Sive and her colleagues have identified more than 50 genes that participate in the embryo’s earliest decision to begin making neural tissue. One of the areas of the brain studied by the Sive lab is the hindbrain. The hindbrain forms crucial parts of the brain, including the cerebellum and medulla, as well as all the nerves that extend from the brain to the head.

The studies have identified genes that are essential to subdivide the hindbrain into its component parts. These insights may help researchers better understand birth defects caused by the brain malformations.

Recently, Sive and her colleagues also devised a novel genetic screen that enables researchers to isolate and identify mutations that affect brain development in the zebrafish. One of these mutations impedes an embryo’s formation of brain ventricles, cavities that lie deep within the brain and that form a circulatory system essential for normal brain function. Abnormal brain ventricular structure is seen in most forms of autism and schizophrenia. An extension of this initial study has led to definition of more than twenty mutants with brain ventricle defects. Analysis of the detailed defects and genes associated with the mutants is underway.

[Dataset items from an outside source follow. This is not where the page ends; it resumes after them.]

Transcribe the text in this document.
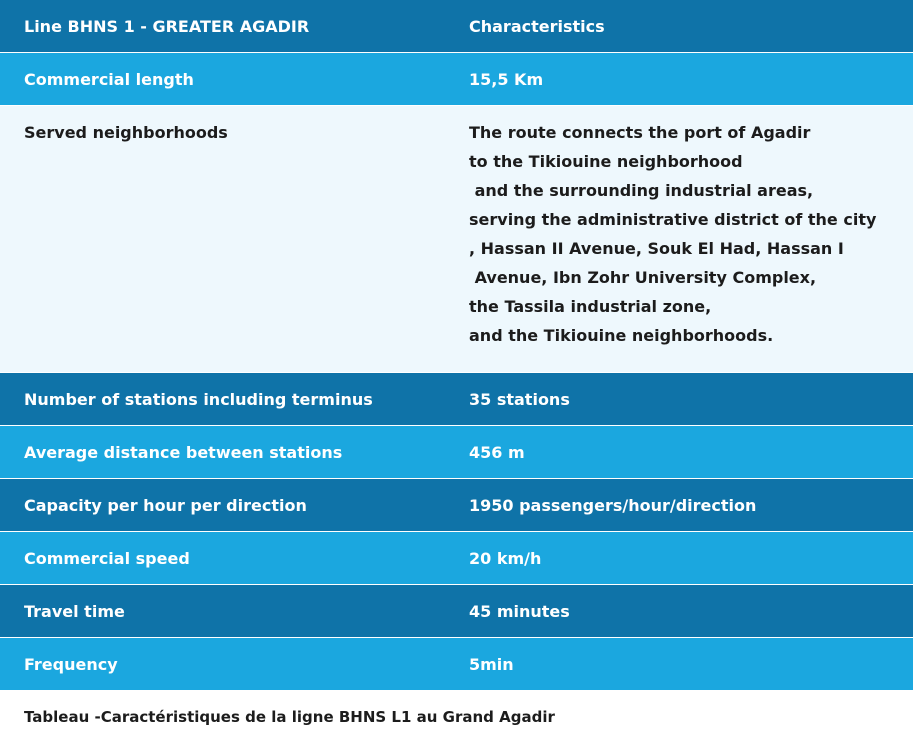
Line BHNS 1 - GREATER AGADIR	Characteristics
Commercial length	15,5 Km
Served neighborhoods	The route connects the port of Agadir
to the Tikiouine neighborhood
and the surrounding industrial areas,
serving the administrative district of the city
, Hassan II Avenue, Souk El Had, Hassan I
Avenue, Ibn Zohr University Complex,
the Tassila industrial zone,
and the Tikiouine neighborhoods.
Number of stations including terminus	35 stations
Average distance between stations	456 m
Capacity per hour per direction	1950 passengers/hour/direction
Commercial speed	20 km/h
Travel time	45 minutes
Frequency	5min
Tableau -Caractéristiques de la ligne BHNS L1 au Grand Agadir
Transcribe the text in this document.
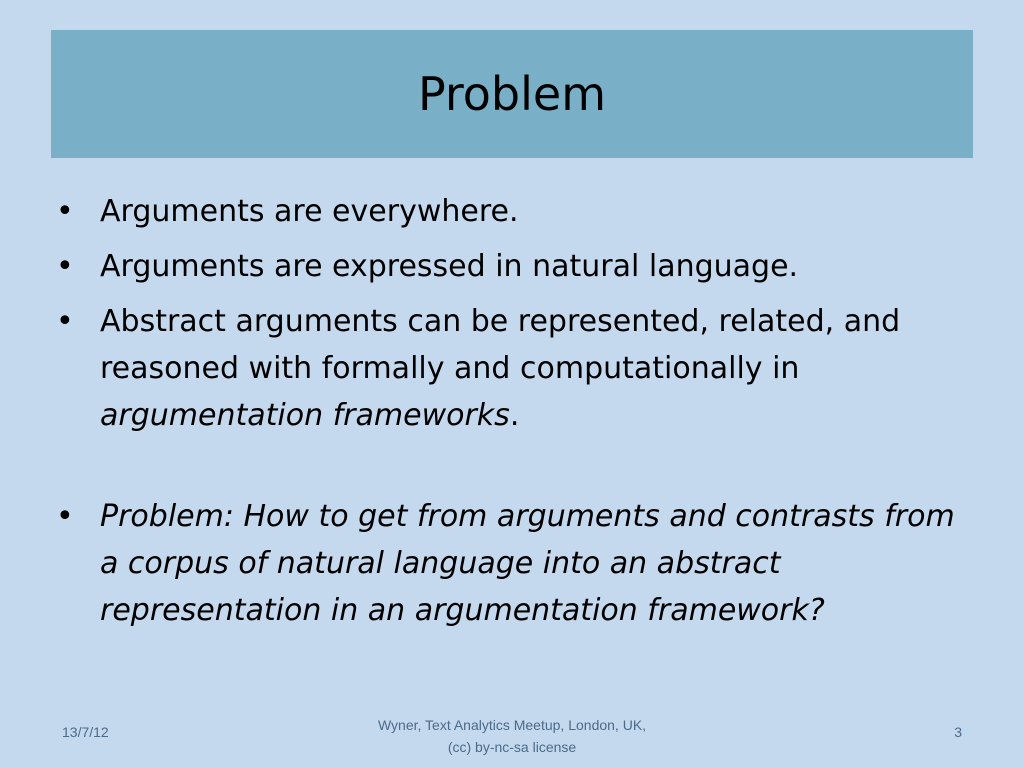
Problem
• Arguments are everywhere.
• Arguments are expressed in natural language.
• Abstract arguments can be represented, related, and reasoned with formally and computationally in argumentation frameworks.
• Problem: How to get from arguments and contrasts from a corpus of natural language into an abstract representation in an argumentation framework?
13/7/12	Wyner, Text Analytics Meetup, London, UK,
(cc) by-nc-sa license
3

Sive is a Member of the Whitehead Institute and professor of biology at MIT. She arrived at Whitehead in 1991. In 1992, she was named a Searle Scholar and received a National Science Foundation Young Investigator Award. Sive earned her PhD from Rockefeller University in 1986.

Selected Publications

Lowery, L.A. and Sive, H. (2004). Strategies of vertebrate neurulation and a re-evaluation of teleost neural tube formation. Mech. Dev. Vol 121/10 pp 1189-1197.

Wiellette, E.L. and Sive, H. (2003). vhnf1 and FGF signals synergize to specify rhombomere identity in the zebrafish hindbrain. Development, 130:3821-3829.

Tropepe, V. and Sive, H. (2003). Can zebrafish be used as a model to study the neurodevelopmental causes of autism? Genes, Brain and Behavior 2, 268-281.

Wardle, F. and Sive, H. (2003). What's your position: The Xenopus cement gland as a paradigm of regional specification. BioEssays, 25:717-726.